The summer of 1976 was the hottest ever recorded in the UK with a CET (mean temperature across representative stations across central England) of 17.8C but the reason it occurred started long before June 1976, which was the first of the three very warm settled summer months. A period of dry spring weather enabled the dry ground to absorb solar radiation very efficiently and heat up rapidly by day as a result. In fact, a warm June is quite an unusual event; we see the hottest day of the year in June only a quarter of the time and there has been little sign of any long term warming trend recently in June; if anything it has become duller and wetter. The hottest June on record in 1976 wasn’t that much warmer than the average July or August but nevertheless it is certainly remembered as being hot. This is perhaps partly as a result of the fact that the hottest weather occured in the last ten days of the month but it was quite dry and warm beforehand.

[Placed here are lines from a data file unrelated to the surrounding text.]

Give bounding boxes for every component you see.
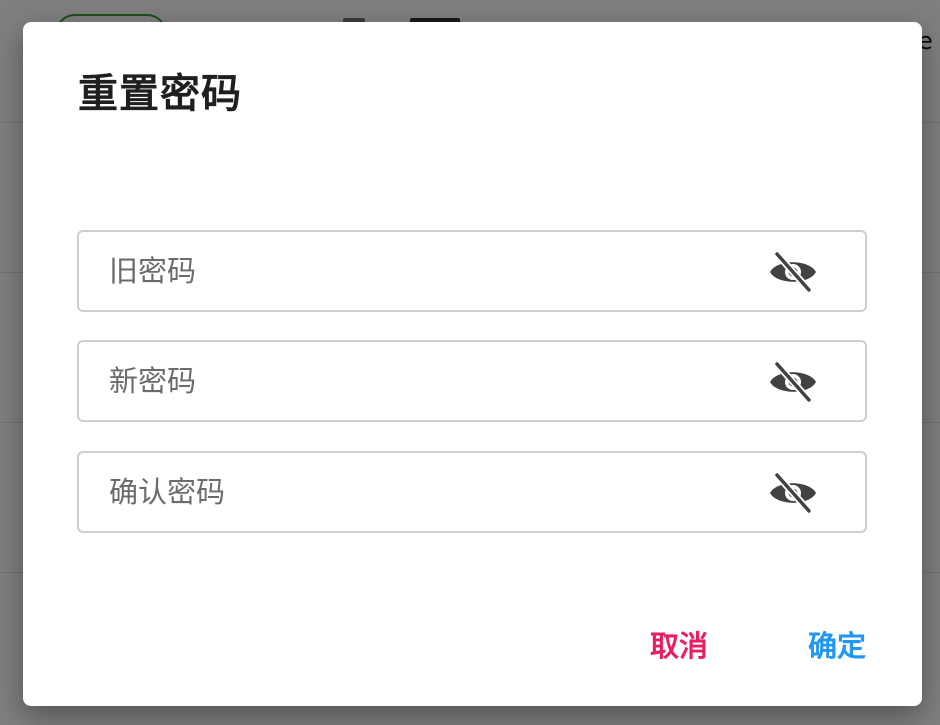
eye-off-icon[interactable] bbox=[767, 251, 819, 293]
new-password-input[interactable] bbox=[109, 342, 749, 420]
dialog-title: 重置密码 bbox=[78, 71, 242, 117]
confirm-password-input[interactable] bbox=[109, 453, 749, 531]
reset-password-dialog: 重置密码 取消 确定 bbox=[23, 22, 922, 706]
new-password-field bbox=[77, 340, 867, 422]
eye-off-icon[interactable] bbox=[767, 361, 819, 403]
dialog-actions: 取消 确定 bbox=[650, 626, 866, 666]
eye-off-icon[interactable] bbox=[767, 472, 819, 514]
old-password-input[interactable] bbox=[109, 232, 749, 310]
cancel-button[interactable]: 取消 bbox=[650, 626, 708, 666]
confirm-button[interactable]: 确定 bbox=[808, 626, 866, 666]
old-password-field bbox=[77, 230, 867, 312]
confirm-password-field bbox=[77, 451, 867, 533]
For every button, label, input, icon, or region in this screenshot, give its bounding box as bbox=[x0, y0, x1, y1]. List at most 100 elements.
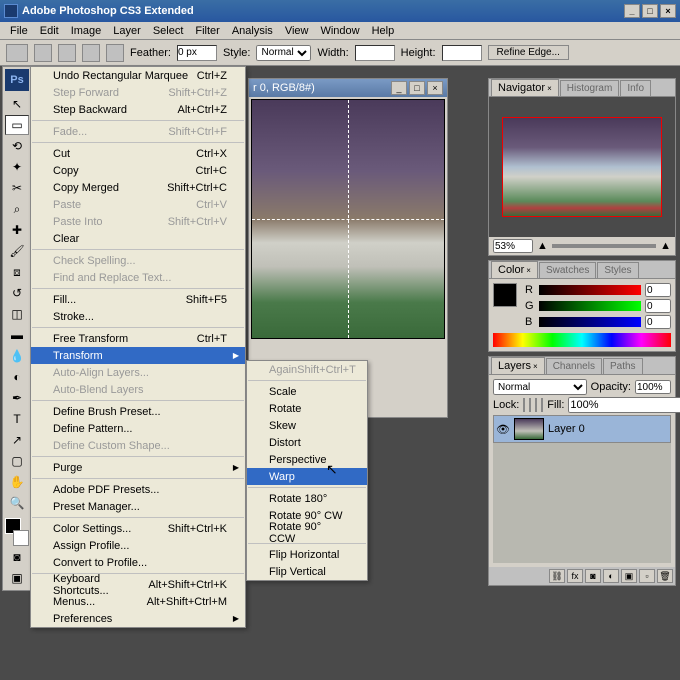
menu-preset-manager[interactable]: Preset Manager... bbox=[31, 498, 245, 515]
background-color-icon[interactable] bbox=[13, 530, 29, 546]
layer-name[interactable]: Layer 0 bbox=[548, 423, 585, 435]
tab-color[interactable]: Color× bbox=[491, 261, 538, 278]
menu-undo[interactable]: Undo Rectangular MarqueeCtrl+Z bbox=[31, 67, 245, 84]
menu-define-pattern[interactable]: Define Pattern... bbox=[31, 420, 245, 437]
menu-stroke[interactable]: Stroke... bbox=[31, 308, 245, 325]
selection-new-icon[interactable] bbox=[34, 44, 52, 62]
color-fg-swatch[interactable] bbox=[493, 283, 517, 307]
eraser-tool-icon[interactable]: ◫ bbox=[5, 304, 29, 324]
menu-step-backward[interactable]: Step BackwardAlt+Ctrl+Z bbox=[31, 101, 245, 118]
document-titlebar[interactable]: r 0, RGB/8#) _ □ × bbox=[249, 79, 447, 97]
navigator-preview[interactable] bbox=[489, 97, 675, 237]
doc-minimize-button[interactable]: _ bbox=[391, 81, 407, 95]
r-input[interactable] bbox=[645, 283, 671, 297]
new-layer-icon[interactable]: ▫ bbox=[639, 569, 655, 583]
selection-add-icon[interactable] bbox=[58, 44, 76, 62]
lock-all-icon[interactable] bbox=[541, 398, 543, 412]
tab-layers[interactable]: Layers× bbox=[491, 357, 545, 374]
menu-clear[interactable]: Clear bbox=[31, 230, 245, 247]
blend-mode-select[interactable]: Normal bbox=[493, 379, 587, 395]
hand-tool-icon[interactable]: ✋ bbox=[5, 472, 29, 492]
new-group-icon[interactable]: ▣ bbox=[621, 569, 637, 583]
menu-convert-profile[interactable]: Convert to Profile... bbox=[31, 554, 245, 571]
fill-input[interactable] bbox=[568, 397, 680, 413]
menu-copy[interactable]: CopyCtrl+C bbox=[31, 162, 245, 179]
selection-intersect-icon[interactable] bbox=[106, 44, 124, 62]
menu-paste[interactable]: PasteCtrl+V bbox=[31, 196, 245, 213]
pen-tool-icon[interactable]: ✒ bbox=[5, 388, 29, 408]
style-select[interactable]: Normal bbox=[256, 45, 311, 61]
link-layers-icon[interactable]: ⛓ bbox=[549, 569, 565, 583]
menu-purge[interactable]: Purge▶ bbox=[31, 459, 245, 476]
marquee-tool-preset-icon[interactable] bbox=[6, 44, 28, 62]
menu-view[interactable]: View bbox=[279, 25, 315, 37]
height-input[interactable] bbox=[442, 45, 482, 61]
tab-info[interactable]: Info bbox=[620, 80, 651, 96]
menu-select[interactable]: Select bbox=[147, 25, 190, 37]
menu-file[interactable]: File bbox=[4, 25, 34, 37]
menu-color-settings[interactable]: Color Settings...Shift+Ctrl+K bbox=[31, 520, 245, 537]
stamp-tool-icon[interactable]: ⧈ bbox=[5, 262, 29, 282]
minimize-button[interactable]: _ bbox=[624, 4, 640, 18]
menu-step-forward[interactable]: Step ForwardShift+Ctrl+Z bbox=[31, 84, 245, 101]
menu-free-transform[interactable]: Free TransformCtrl+T bbox=[31, 330, 245, 347]
layer-thumbnail[interactable] bbox=[514, 418, 544, 440]
menu-image[interactable]: Image bbox=[65, 25, 108, 37]
path-tool-icon[interactable]: ↗ bbox=[5, 430, 29, 450]
dodge-tool-icon[interactable]: ◐ bbox=[5, 367, 29, 387]
document-canvas[interactable] bbox=[251, 99, 445, 339]
eyedropper-tool-icon[interactable]: ⌕ bbox=[5, 199, 29, 219]
wand-tool-icon[interactable]: ✦ bbox=[5, 157, 29, 177]
color-spectrum[interactable] bbox=[493, 333, 671, 347]
opacity-input[interactable] bbox=[635, 380, 671, 394]
b-input[interactable] bbox=[645, 315, 671, 329]
submenu-skew[interactable]: Skew bbox=[247, 417, 367, 434]
visibility-icon[interactable]: 👁 bbox=[496, 423, 510, 436]
quickmask-tool-icon[interactable]: ◙ bbox=[5, 547, 29, 567]
blur-tool-icon[interactable]: 💧 bbox=[5, 346, 29, 366]
gradient-tool-icon[interactable]: ▬ bbox=[5, 325, 29, 345]
menu-paste-into[interactable]: Paste IntoShift+Ctrl+V bbox=[31, 213, 245, 230]
menu-filter[interactable]: Filter bbox=[189, 25, 225, 37]
r-slider[interactable] bbox=[539, 285, 641, 295]
tab-navigator[interactable]: Navigator× bbox=[491, 79, 559, 96]
menu-cut[interactable]: CutCtrl+X bbox=[31, 145, 245, 162]
doc-close-button[interactable]: × bbox=[427, 81, 443, 95]
g-slider[interactable] bbox=[539, 301, 641, 311]
menu-edit[interactable]: Edit bbox=[34, 25, 65, 37]
crop-tool-icon[interactable]: ✂ bbox=[5, 178, 29, 198]
menu-auto-align[interactable]: Auto-Align Layers... bbox=[31, 364, 245, 381]
menu-find-replace[interactable]: Find and Replace Text... bbox=[31, 269, 245, 286]
zoom-tool-icon[interactable]: 🔍 bbox=[5, 493, 29, 513]
menu-fill[interactable]: Fill...Shift+F5 bbox=[31, 291, 245, 308]
menu-layer[interactable]: Layer bbox=[107, 25, 147, 37]
g-input[interactable] bbox=[645, 299, 671, 313]
brush-tool-icon[interactable]: 🖌 bbox=[5, 241, 29, 261]
layer-mask-icon[interactable]: ◙ bbox=[585, 569, 601, 583]
menu-help[interactable]: Help bbox=[366, 25, 401, 37]
menu-check-spelling[interactable]: Check Spelling... bbox=[31, 252, 245, 269]
doc-maximize-button[interactable]: □ bbox=[409, 81, 425, 95]
submenu-perspective[interactable]: Perspective bbox=[247, 451, 367, 468]
menu-keyboard-shortcuts[interactable]: Keyboard Shortcuts...Alt+Shift+Ctrl+K bbox=[31, 576, 245, 593]
move-tool-icon[interactable]: ↖ bbox=[5, 94, 29, 114]
tab-paths[interactable]: Paths bbox=[603, 358, 643, 374]
menu-copy-merged[interactable]: Copy MergedShift+Ctrl+C bbox=[31, 179, 245, 196]
tab-channels[interactable]: Channels bbox=[546, 358, 602, 374]
lock-transparency-icon[interactable] bbox=[523, 398, 525, 412]
b-slider[interactable] bbox=[539, 317, 641, 327]
submenu-flip-horizontal[interactable]: Flip Horizontal bbox=[247, 546, 367, 563]
tab-styles[interactable]: Styles bbox=[597, 262, 638, 278]
menu-menus[interactable]: Menus...Alt+Shift+Ctrl+M bbox=[31, 593, 245, 610]
menu-preferences[interactable]: Preferences▶ bbox=[31, 610, 245, 627]
submenu-rotate-180[interactable]: Rotate 180° bbox=[247, 490, 367, 507]
tab-swatches[interactable]: Swatches bbox=[539, 262, 596, 278]
zoom-in-icon[interactable]: ▲ bbox=[660, 240, 671, 252]
lasso-tool-icon[interactable]: ⟲ bbox=[5, 136, 29, 156]
adjustment-layer-icon[interactable]: ◐ bbox=[603, 569, 619, 583]
submenu-distort[interactable]: Distort bbox=[247, 434, 367, 451]
menu-window[interactable]: Window bbox=[314, 25, 365, 37]
submenu-rotate[interactable]: Rotate bbox=[247, 400, 367, 417]
layer-style-icon[interactable]: fx bbox=[567, 569, 583, 583]
delete-layer-icon[interactable]: 🗑 bbox=[657, 569, 673, 583]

The month saw progressively rising temperatures in a long spell of quite calm and sunny weather dominated by high pressure. The lack of ground moisture resulted in a high proportion of the sun’s energy being utilised to heat the air, rather than being used for evaporation. Whilst the month started damp by the 2nd as the Azores high ridged towards up and into the country the south became settled although and as it moved further east a southerly flow moved up right across the UK allowing temperatures to rise towards the mid to upper twenties centigrade. By the end of the first week given the constant sunshine and dry ground temperatures rose into the low thirties in parts of the south east, though the heat was not widespread. In fact, the middle of June was mixed with unsettled weather in the north but the high pressure remained across the south so these parts stayed dry.
It was the last ten days though of June that saw the real heatwave. High pressure developing across SE England allowing a continental flow from Spain and temperatures then exceeded 30C every day until the end of the month. From the 23rd June through until the first week of July there were 15 consecutive days when the temperature exceeded 32C somewhere in the country and five days exceeded 35C. On the 26th June 35.4C was reached at North Heath (Sussex) and East Dereham (Norfolk), this is the earliest date in the 20th century that 35C was exceeded. The old London Weather Centre in High Holborn, central London, also recorded a rooftop maximum of nearly 35C (34.8C) on the 26th, whilst Southampton’s Mayflower Park recorded a maximum of 35.6C on the 28th. Nights were particularly uncomfortable for sleeping especially in the cities with minima only falling to 20C at times. Brush and heath fires developed too across the south given the very dry conditions. The New Forest was particularly badly affected, as this 1976 clip shows http://www.youtube.com/watch?v=IHzhI2owHgM&feature=related. Many of the fires were caused by disarded glass bottles, the sun magnified by the glass would then ignite the very dry grass.
Even along the coast there were quite high temperatures reported as coastal breezes were suppressed by stable high pressure inhibiting convection of the hot air inland. Temperatures above 30°C were recorded at numerous coastal locations in the latter part of June.
The heatwave continued through the rest of the summer of 1976 as well and is still remembered by many in their forties and above now as being perhaps the most persistently hot spell in the UK in their recollection.